Thüringen Landtag hebt Immunität von Ministerpräsident Ramelow auf

Thüringens Ministerpräsident Bodo Ramelow verliert vorerst seinen Schutz vor Strafverfolgung, der Landtag in Erfurt hat die entsprechenden Formalien durchgewinkt. Der Linken-Politiker hatte selbst um die Aufhebung seiner Immunität gebeten.
Linker Ministerpräsident Ramelow: Bat selbst um Aufhebung seiner Immunität

Linker Ministerpräsident Ramelow: Bat selbst um Aufhebung seiner Immunität

Foto: Martin Schutt/ dpa

Erfurt - Der Justizausschuss des Thüringer Landtags hat die Abgeordnetenimmunität von Ministerpräsident Bodo Ramelow (Linke) aufgehoben. Das Gremium kam dem Antrag des Amtsgerichts Dresden nach, wie das Parlament am Freitag in Erfurt mitteilte.

In Sachsen läuft seit Jahren ein Verfahren gegen Ramelow, der seit Anfang Dezember Ministerpräsident ist. Dabei geht es um seine Beteiligung an Protesten gegen einen Neonazi-Aufmarsch 2010 in Dresden. Der 58-Jährige hatte selbst darum gebeten, seine Immunität aufzuheben - er wolle sich sachgerecht verteidigen können, begründete er den Schritt.

Ramelow will sich gegen aus seiner Sicht falsche Vorwürfe verteidigen können, die im Zusammenhang mit seiner angeblichen Beteiligung an Blockaden eines Neonazi-Aufmarschs im Februar 2010 in Dresden bestehen.

Streit um Anwaltskosten

Ursprünglich war das Verfahren gegen Ramelow vor dem Amtsgericht Dresden im vergangenen Jahr wegen Geringfügigkeit eingestellt worden. Ramelow sollte allerdings die Anwaltskosten des Verfahrens tragen, wogegen er sich wehrte. Das Dresdner Landgericht hob deshalb im vergangenen Sommer die Einstellung des Verfahrens wieder auf.

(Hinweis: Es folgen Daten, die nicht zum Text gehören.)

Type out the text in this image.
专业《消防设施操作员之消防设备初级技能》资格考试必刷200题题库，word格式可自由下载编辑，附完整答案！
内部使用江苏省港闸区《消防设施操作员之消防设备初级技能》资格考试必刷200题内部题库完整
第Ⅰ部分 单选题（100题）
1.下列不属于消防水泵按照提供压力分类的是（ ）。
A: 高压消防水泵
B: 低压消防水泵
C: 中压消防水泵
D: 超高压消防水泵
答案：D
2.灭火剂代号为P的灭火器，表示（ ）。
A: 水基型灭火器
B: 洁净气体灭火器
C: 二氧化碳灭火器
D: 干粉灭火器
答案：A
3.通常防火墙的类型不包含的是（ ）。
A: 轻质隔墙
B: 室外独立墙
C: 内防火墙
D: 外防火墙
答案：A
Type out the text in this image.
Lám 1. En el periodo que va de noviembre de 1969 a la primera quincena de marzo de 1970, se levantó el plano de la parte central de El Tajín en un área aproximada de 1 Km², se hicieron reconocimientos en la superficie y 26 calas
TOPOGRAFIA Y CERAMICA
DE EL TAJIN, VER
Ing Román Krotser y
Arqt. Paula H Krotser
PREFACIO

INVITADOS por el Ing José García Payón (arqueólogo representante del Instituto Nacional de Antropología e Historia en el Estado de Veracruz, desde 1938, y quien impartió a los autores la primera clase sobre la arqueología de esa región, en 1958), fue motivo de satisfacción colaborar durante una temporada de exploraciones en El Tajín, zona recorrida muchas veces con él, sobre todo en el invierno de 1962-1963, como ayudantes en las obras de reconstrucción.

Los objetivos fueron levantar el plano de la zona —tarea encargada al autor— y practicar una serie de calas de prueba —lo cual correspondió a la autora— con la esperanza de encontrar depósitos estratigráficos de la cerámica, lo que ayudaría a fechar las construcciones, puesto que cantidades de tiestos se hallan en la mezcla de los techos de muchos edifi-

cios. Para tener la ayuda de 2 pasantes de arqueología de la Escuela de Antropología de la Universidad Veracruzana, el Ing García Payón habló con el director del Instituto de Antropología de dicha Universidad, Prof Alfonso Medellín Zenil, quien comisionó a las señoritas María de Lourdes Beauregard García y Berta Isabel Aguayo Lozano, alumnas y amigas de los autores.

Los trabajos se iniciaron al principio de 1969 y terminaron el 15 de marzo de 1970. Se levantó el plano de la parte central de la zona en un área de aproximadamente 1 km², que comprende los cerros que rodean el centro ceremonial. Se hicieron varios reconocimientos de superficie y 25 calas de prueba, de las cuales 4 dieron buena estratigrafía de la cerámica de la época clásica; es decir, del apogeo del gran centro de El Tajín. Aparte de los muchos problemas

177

Das Amtsgericht musste nach der Landtagswahl in Thüringen die Aufhebung der Immunität Ramelows nun erneut beantragen. Dass dies kurz vor der Wahl des Linkspolitikers zum Ministerpräsidenten passierte, stieß auf Kritik. Letztlich muss die Justiz nun entscheiden, ob es zu einer Hauptverhandlung gegen Ramelow kommt oder das Verfahren erneut eingestellt wird.

Ramelow war im Dezember zum ersten linken Ministerpräsidenten eines Bundeslandes gewählt worden. Er steht an der Spitze einer rot-rot-grünen Landesregierung.